Neustart oder Fehlstart für Faymann?

Der Boulevard hält den sozialdemokratischen Bundeskanzler für unersetzlich. Im ORF experimentiert man mit einer neuen Form von Doppelinterview. Wiens Bürgermeister sekundiert. Werner, Michael und Freundschaft - das ist Brutalität.

Zahlen sich in Österreich Inserate der öffentlichen Hand aus? Aus der Sicht von Zeitungen ist das zu bejahen, vor allem, wenn sie dem Boulevard angehören. Das zeigen auch die aktuellen Daten der Medienbehörde KommAustria:2015 haben Ministerien und andere staatliche Stellen 188 Mio. Euro für solche Werbung ausgegeben. Allein die Gemeinde Wien machte 46 Mio. Euro locker. Die Massenblätter Kronen Zeitung, Heute und Österreich waren die Hauptgewinner. Sie verbuchten gut 51 Mio. Euro aus derartigen Inseraten und Medienkooperationen – mehr als fünfmal so viel wie die gesamte Presseförderung.

Das hat aber, wie brave Bürger wissen, nichts mit politischer Einflussnahme zu tun, so wenig wie der Stiftungsrat des ORF mit den Niederungen der Parteienlandschaft. Deshalb ein Themenwechsel: Zahlt sich Freundschaft heute noch aus, nicht nur in der SPÖ bei den Sonntagsreden am Tag der Arbeit, sondern wenn es um das feine Geflecht zwischen Parteien und Medien geht? Auch solch persönliche Angelegenheiten, die zuweilen Jahrzehnte zurückreichen, sind schwer zu bewerten, deshalb ein weiterer Themenwechsel: Wie geht es Werner Faymann?

Prächtig! Dazu muss man doch nur Heute lesen. „Faymann kanzlert seine SPÖ-Kritiker ab“, hieß es in der Freitagausgabe des Gratisblattes. Den Feel-good-Faktor eines aktiven Regierungschefs vermittelte am selben Tag auch die Kronen Zeitung, zumindest in der Abendausgabe: „Kanzler rechnet mit Kritikern ab.“ Dieser Vollzug musste in der Morgenausgabe der Krone allerdings dem energischen Vorgehen der Wiener Polizei weichen: „Aktion scharf am Wiener Praterstern“. Vielleicht war die Ähnlichkeit der Kanzler-Rettung mit der im Schwesterblatt aus dem Hause Dichand doch zu auffällig. Unabhängig davon wusste Österreich („Faymann rechnet mit seinen Kritikern ab.“) längst, dass Werner unersetzlich ist: „Nur 11 Prozent der Österreicher wollen Faymann-Rücktritt.“ Das muss doch stimmen, denn Wolfgang Fellner behauptet im Kommentar daneben, dass seine Zeitung bei Umfragen ein sicheres Gespür für Trends habe: „. . . und wir haben recht behalten“.

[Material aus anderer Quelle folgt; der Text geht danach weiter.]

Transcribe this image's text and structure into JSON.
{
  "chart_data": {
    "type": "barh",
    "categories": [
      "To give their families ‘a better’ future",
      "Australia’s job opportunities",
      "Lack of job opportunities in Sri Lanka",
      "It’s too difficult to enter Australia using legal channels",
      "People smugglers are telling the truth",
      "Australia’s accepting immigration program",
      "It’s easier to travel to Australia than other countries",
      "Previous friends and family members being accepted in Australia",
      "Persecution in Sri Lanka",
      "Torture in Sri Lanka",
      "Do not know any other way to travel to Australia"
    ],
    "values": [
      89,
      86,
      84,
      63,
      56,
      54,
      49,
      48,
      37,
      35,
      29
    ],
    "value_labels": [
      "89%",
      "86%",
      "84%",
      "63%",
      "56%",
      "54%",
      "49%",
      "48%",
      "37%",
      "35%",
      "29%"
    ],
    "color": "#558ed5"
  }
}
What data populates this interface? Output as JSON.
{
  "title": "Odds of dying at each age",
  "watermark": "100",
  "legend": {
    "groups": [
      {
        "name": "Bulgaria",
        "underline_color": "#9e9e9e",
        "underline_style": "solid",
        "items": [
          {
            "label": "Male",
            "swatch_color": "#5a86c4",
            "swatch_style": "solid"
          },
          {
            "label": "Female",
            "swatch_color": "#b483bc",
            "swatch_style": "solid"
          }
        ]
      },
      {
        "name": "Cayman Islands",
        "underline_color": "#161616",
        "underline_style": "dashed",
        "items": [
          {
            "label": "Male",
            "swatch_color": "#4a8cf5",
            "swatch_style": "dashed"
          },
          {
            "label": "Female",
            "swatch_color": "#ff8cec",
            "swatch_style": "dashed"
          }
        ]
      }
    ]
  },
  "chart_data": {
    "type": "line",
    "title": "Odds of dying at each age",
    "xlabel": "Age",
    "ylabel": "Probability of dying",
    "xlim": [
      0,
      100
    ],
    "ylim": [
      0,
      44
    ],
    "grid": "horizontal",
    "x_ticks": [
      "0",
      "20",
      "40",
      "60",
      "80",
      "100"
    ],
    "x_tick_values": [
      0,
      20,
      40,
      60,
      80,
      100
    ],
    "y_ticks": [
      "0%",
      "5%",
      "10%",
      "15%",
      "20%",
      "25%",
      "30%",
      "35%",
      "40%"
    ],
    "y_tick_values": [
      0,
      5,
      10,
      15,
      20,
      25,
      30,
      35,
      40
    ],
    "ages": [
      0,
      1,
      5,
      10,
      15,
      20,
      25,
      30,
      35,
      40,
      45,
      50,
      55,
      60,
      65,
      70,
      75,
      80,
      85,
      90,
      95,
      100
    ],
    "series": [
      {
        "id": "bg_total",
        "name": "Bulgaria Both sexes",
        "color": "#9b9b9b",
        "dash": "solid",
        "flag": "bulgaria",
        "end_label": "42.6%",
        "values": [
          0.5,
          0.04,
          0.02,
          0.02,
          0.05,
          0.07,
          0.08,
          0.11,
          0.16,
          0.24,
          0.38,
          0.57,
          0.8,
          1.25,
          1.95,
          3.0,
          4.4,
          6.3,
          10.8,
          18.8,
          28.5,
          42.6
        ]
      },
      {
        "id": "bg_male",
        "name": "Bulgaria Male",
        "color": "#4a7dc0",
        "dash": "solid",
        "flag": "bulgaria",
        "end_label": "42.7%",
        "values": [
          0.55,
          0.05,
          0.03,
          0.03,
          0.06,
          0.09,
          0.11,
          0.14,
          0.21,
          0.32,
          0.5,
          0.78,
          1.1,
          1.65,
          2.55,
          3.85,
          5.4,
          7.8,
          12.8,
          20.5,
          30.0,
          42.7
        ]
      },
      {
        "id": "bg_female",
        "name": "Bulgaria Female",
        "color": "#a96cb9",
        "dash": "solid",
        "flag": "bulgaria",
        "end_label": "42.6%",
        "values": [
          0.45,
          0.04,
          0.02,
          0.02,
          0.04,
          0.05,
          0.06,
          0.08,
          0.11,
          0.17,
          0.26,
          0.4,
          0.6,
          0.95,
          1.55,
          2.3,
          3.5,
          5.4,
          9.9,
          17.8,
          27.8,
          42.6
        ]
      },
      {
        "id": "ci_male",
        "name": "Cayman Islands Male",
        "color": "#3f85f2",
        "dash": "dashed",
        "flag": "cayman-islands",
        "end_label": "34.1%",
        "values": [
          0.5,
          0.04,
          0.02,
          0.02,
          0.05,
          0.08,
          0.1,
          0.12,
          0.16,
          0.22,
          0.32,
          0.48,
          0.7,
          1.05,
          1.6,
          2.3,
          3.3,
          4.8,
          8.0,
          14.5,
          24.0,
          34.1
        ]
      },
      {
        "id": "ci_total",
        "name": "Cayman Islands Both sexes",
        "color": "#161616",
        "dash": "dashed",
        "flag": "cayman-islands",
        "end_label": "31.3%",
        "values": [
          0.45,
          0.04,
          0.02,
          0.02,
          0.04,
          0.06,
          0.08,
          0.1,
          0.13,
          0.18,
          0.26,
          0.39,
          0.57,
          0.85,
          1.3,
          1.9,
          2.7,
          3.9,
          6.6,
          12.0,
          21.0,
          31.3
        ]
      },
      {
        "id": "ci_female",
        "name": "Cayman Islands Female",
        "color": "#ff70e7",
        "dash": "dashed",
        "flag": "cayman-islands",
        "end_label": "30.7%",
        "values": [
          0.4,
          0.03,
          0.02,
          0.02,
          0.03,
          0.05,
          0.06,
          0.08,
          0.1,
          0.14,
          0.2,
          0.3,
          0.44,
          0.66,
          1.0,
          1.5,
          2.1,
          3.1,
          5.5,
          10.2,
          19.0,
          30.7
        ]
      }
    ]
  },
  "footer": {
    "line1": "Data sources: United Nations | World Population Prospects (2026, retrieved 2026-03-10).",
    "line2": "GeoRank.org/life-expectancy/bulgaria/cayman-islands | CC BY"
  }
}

Schon am Tag zuvor wusste er: „Nur Kanzler kann die SPÖ retten“. Die Wahrheit sei: „Die SP hat zu ihrem Kanzler keine Alternative.“ Faymann müsse jetzt den Neustart durchziehen: „Er muss sich dafür aber von dieser Todes-Koalition lossagen.“ Nein, damit sind nicht die Inserate der öffentlichen Hand gemeint, zu der vielleicht manche Gratisblätter keine Alternative haben, das ist eine ganz andere Geschichte. Österreich geht es ums große Ganze. Um Faymann. Diesem hatte Fellner bereits am Mittwoch ein neues Programm, neues Personal und neue Partner empfohlen. „Dafür braucht er jetzt Mut zu Neuwahlen – hat er den?“

Noch nicht ganz, aber einen bizarren Neustart vollzog der SPÖ-Chef am Freitag in der „Zeit im Bild“. Er lud den ORF zum Doppelinterview ins Bundeskanzleramt. Sein Generalthema: Versöhnung. Die Ausführung machte aber wenig Sinn. Bestärkt vom Wiener Bürgermeister versicherte Faymann im atmosphärisch gemischten Doppel, dass er bleiben werde. Der dominante Michael Häupl sekundierte: Auch der nächste Kanzler werde wieder ein Sozialdemokrat sein und Werner Faymann heißen. Die Show der neuen Einigkeit (warum traf man sich für solche SPÖ-Interna staatstragend am Ballhausplatz und nicht in der Löwelstraße?) wurde allerdings durch den Bildschnitt konterkariert. Entweder sah man Faymann oder Häupl, nur für Sekunden waren sie gemeinsam im Bild. Beim Aufmarsch am 1. Mai sollten sie etwas näher zusammenrücken.